The Challenge
Imagine having to secure unmanaged laptops used by literally tens of thousands of freelancers while also offering clients better cybersecurity at a lower price. That may sound impossible. Yet it’s exactly what yoummday is doing.
yoummday, the name is short for “you made my day”, offers an innovative alternative for customer experience (CX). Its modular platform ecosystem and associated AI tools let clients replace their customer call centers by pairing them with freelance CX professionals who work remotely from all over the world.
It’s a growing business. Founded in 2016 in Munich, Germany, yoummday today has over 300 employees, plus a pool of roughly 25,000 registered freelancers, known internally as “talents.” Together, they serve clients ranging from startups to publicly traded corporations, in industries that include retail, telecom, utilities, and travel. For the full year 2025, yoummday reported revenue of over €100 million (approximately $118 million).
But yoummday’s growth also created cost and security challenges for its CISO, Boris Bock. Those thousands of freelancers work on yoummday projects using their own laptops. And as Bock says, “bring-your-own-device is a Security nightmare, because everyone can install whatever they want.”

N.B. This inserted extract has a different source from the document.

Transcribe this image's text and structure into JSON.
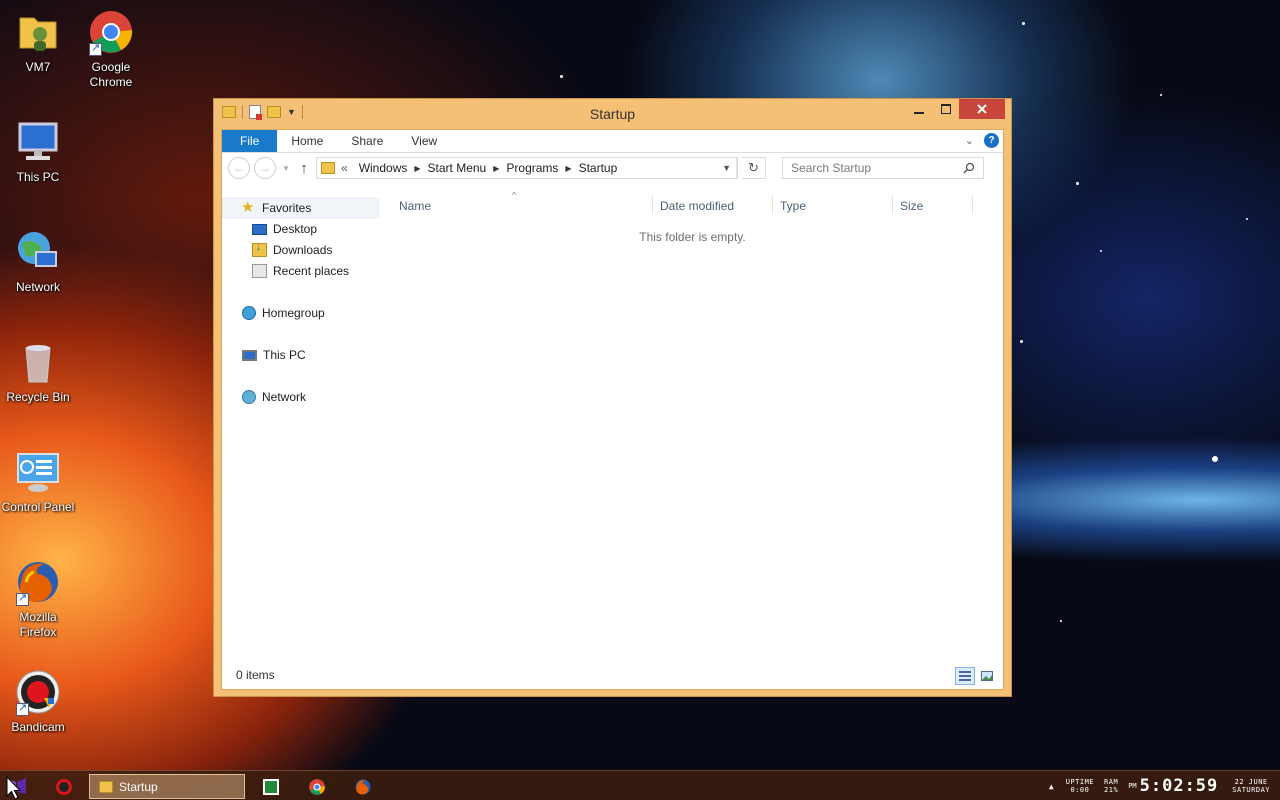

So, he set out to secure those freelancer devices while also protecting yoummday’s internal applications and data. Originally, their IT did this by providing the freelancers with USB sticks loaded with software that put their laptops in a safe environment. The setup worked well enough, but distributing thousands of sticks was complicated and costly.
So about one year ago, they moved the freelancers to a virtual desktop (VDI)
solution. Centrally managed, the VDI is quite secure, but it’s also costly. In addition, some of the security features Bock wants, for one, screenshot protection, are simply unavailable.